One of the purposes of bank decisions is to be supported by shareholders and creditors of the businessin order to prevent an impact on the taxpayer when it occurs a bailout, i.e. when the State injects capital to avoid bankruptcy. And that’s why it was founded an order to absorb losses depending on the type of financial instrument or liability in question. Thus the capital instruments (reserves, Capital, AT1 and T2, in that order and shares and participation quotas) and then follow the sequence in bankruptcy liquidation. hybrid debt, such as convertible places (‘coconut’), subordinated debt, non-priority debt and ordinary creditors (significant debt, uninsured deposits of companies over 100,000 Euros and other ordinary creditors). And if only it were necessary, the deposits of SMEs and individuals could reach the amount exceeding the guaranteed amount (100.000 Euro).
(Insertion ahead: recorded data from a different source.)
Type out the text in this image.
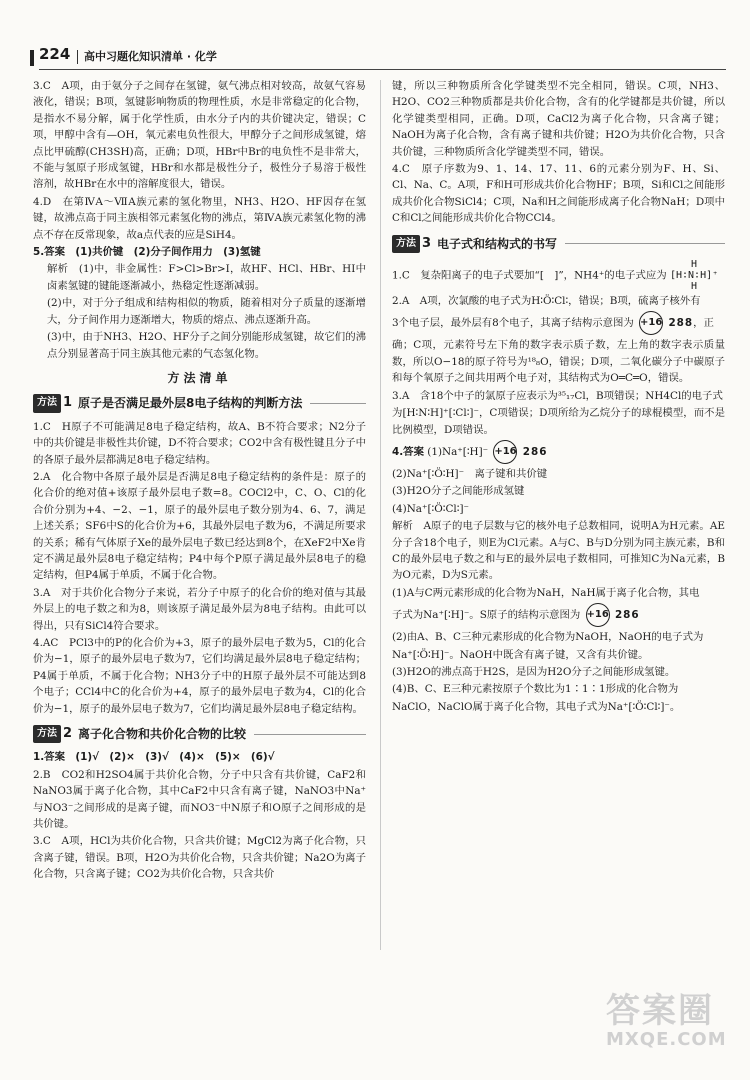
224 高中习题化知识清单 · 化学

3.C　A项，由于氨分子之间存在氢键，氨气沸点相对较高，故氨气容易液化，错误；B项，氢键影响物质的物理性质，水是非常稳定的化合物，是指水不易分解，属于化学性质，由水分子内的共价键决定，错误；C项，甲醇中含有—OH，氧元素电负性很大，甲醇分子之间形成氢键，熔点比甲硫醇(CH3SH)高，正确；D项，HBr中Br的电负性不是非常大，不能与氢原子形成氢键，HBr和水都是极性分子，极性分子易溶于极性溶剂，故HBr在水中的溶解度很大，错误。

4.D　在第ⅣA～ⅦA族元素的氢化物里，NH3、H2O、HF因存在氢键，故沸点高于同主族相邻元素氢化物的沸点，第ⅣA族元素氢化物的沸点不存在反常现象，故a点代表的应是SiH4。

5.答案　(1)共价键　(2)分子间作用力　(3)氢键

解析　(1)中，非金属性：F>Cl>Br>I，故HF、HCl、HBr、HI中卤素氢键的键能逐渐减小，热稳定性逐渐减弱。

(2)中，对于分子组成和结构相似的物质，随着相对分子质量的逐渐增大，分子间作用力逐渐增大，物质的熔点、沸点逐渐升高。

(3)中，由于NH3、H2O、HF分子之间分别能形成氢键，故它们的沸点分别显著高于同主族其他元素的气态氢化物。

方法清单
方法 1 原子是否满足最外层8电子结构的判断方法

1.C　H原子不可能满足8电子稳定结构，故A、B不符合要求；N2分子中的共价键是非极性共价键，D不符合要求；CO2中含有极性键且分子中的各原子最外层都满足8电子稳定结构。

2.A　化合物中各原子最外层是否满足8电子稳定结构的条件是：原子的化合价的绝对值+该原子最外层电子数=8。COCl2中，C、O、Cl的化合价分别为+4、−2、−1，原子的最外层电子数分别为4、6、7，满足上述关系；SF6中S的化合价为+6，其最外层电子数为6，不满足所要求的关系；稀有气体原子Xe的最外层电子数已经达到8个，在XeF2中Xe肯定不满足最外层8电子稳定结构；P4中每个P原子满足最外层8电子的稳定结构，但P4属于单质，不属于化合物。

3.A　对于共价化合物分子来说，若分子中原子的化合价的绝对值与其最外层上的电子数之和为8，则该原子满足最外层为8电子结构。由此可以得出，只有SiCl4符合要求。

4.AC　PCl3中的P的化合价为+3，原子的最外层电子数为5，Cl的化合价为−1，原子的最外层电子数为7，它们均满足最外层8电子稳定结构；P4属于单质，不属于化合物；NH3分子中的H原子最外层不可能达到8个电子；CCl4中C的化合价为+4，原子的最外层电子数为4，Cl的化合价为−1，原子的最外层电子数为7，它们均满足最外层8电子稳定结构。

方法 2 离子化合物和共价化合物的比较

1.答案　(1)√　(2)×　(3)√　(4)×　(5)×　(6)√

2.B　CO2和H2SO4属于共价化合物，分子中只含有共价键，CaF2和NaNO3属于离子化合物，其中CaF2中只含有离子键，NaNO3中Na⁺与NO3⁻之间形成的是离子键，而NO3⁻中N原子和O原子之间形成的是共价键。

3.C　A项，HCl为共价化合物，只含共价键；MgCl2为离子化合物，只含离子键，错误。B项，H2O为共价化合物，只含共价键；Na2O为离子化合物，只含离子键；CO2为共价化合物，只含共价

键，所以三种物质所含化学键类型不完全相同，错误。C项，NH3、H2O、CO2三种物质都是共价化合物，含有的化学键都是共价键，所以化学键类型相同，正确。D项，CaCl2为离子化合物，只含离子键；NaOH为离子化合物，含有离子键和共价键；H2O为共价化合物，只含共价键，三种物质所含化学键类型不同，错误。

4.C　原子序数为9、1、14、17、11、6的元素分别为F、H、Si、Cl、Na、C。A项，F和H可形成共价化合物HF；B项，Si和Cl之间能形成共价化合物SiCl4；C项，Na和H之间能形成离子化合物NaH；D项中C和Cl之间能形成共价化合物CCl4。

方法 3 电子式和结构式的书写

1.C　复杂阳离子的电子式要加“[　]”，NH4⁺的电子式应为 H
[H∶N∶H]⁺
H

2.A　A项，次氯酸的电子式为H∶Ö∶Cl∶，错误；B项，硫离子核外有

3个电子层，最外层有8个电子，其离子结构示意图为 +16 288，正

确；C项，元素符号左下角的数字表示质子数，左上角的数字表示质量数，所以O−18的原子符号为¹⁸₈O，错误；D项，二氧化碳分子中碳原子和每个氧原子之间共用两个电子对，其结构式为O═C═O，错误。

3.A　含18个中子的氯原子应表示为³⁵₁₇Cl，B项错误；NH4Cl的电子式

为[H∶N∶H]⁺[∶Cl∶]⁻，C项错误；D项所给为乙烷分子的球棍模型，而不是比例模型，D项错误。

4.答案 (1)Na⁺[∶H]⁻ +16 286

(2)Na⁺[∶Ö∶H]⁻　离子键和共价键

(3)H2O分子之间能形成氢键

(4)Na⁺[∶Ö∶Cl∶]⁻

解析　A原子的电子层数与它的核外电子总数相同，说明A为H元素。AE分子含18个电子，则E为Cl元素。A与C、B与D分别为同主族元素，B和C的最外层电子数之和与E的最外层电子数相同，可推知C为Na元素，B为O元素，D为S元素。

(1)A与C两元素形成的化合物为NaH，NaH属于离子化合物，其电

子式为Na⁺[∶H]⁻。S原子的结构示意图为 +16 286

(2)由A、B、C三种元素形成的化合物为NaOH，NaOH的电子式为

Na⁺[∶Ö∶H]⁻。NaOH中既含有离子键，又含有共价键。

(3)H2O的沸点高于H2S，是因为H2O分子之间能形成氢键。

(4)B、C、E三种元素按原子个数比为1∶1∶1形成的化合物为

NaClO，NaClO属于离子化合物，其电子式为Na⁺[∶Ö∶Cl∶]⁻。

答案圈
MXQE.COM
One contributing factor to the tension concerns Credit Suisse’s AT1 bonds. As part of the package of measures that led to the acquisition of Credit Suisse by UBS, the Swiss regulatory agency Finma announced that Credit Suisse’s portfolio of these books worth approximately €16,000 million, they will be amortized with zero value i.e. they will become worthless. Such securities issued by European banks, convertible contingent bonds and better known “coconut”is designed to prevent contagion in the financial sector, as they create an easily accessible source of bank capital to increase the solvency of organizations. Falling behind shareholders on the list of bankruptcy losers, but ahead of other types of debt, a higher return, but at a higher risk for those who have. These bonds are the AT 1 debt type, which is one of the riskiest among the different debt instruments issued by a bank. In the case of Credit Suisse, shareholders pocketed some of their investments in stock exchanges with UBS, and unlike these types of bonds, A market valued at around €258,000 million in Europerang alarm bells among investors. And so they quickly came to the fore. ECB, SRB and European Banking Authority (EBA)) to emphasize that it is in the eurozone (except Switzerland) bondholders will never be ahead of shareholders in the distribution of losses.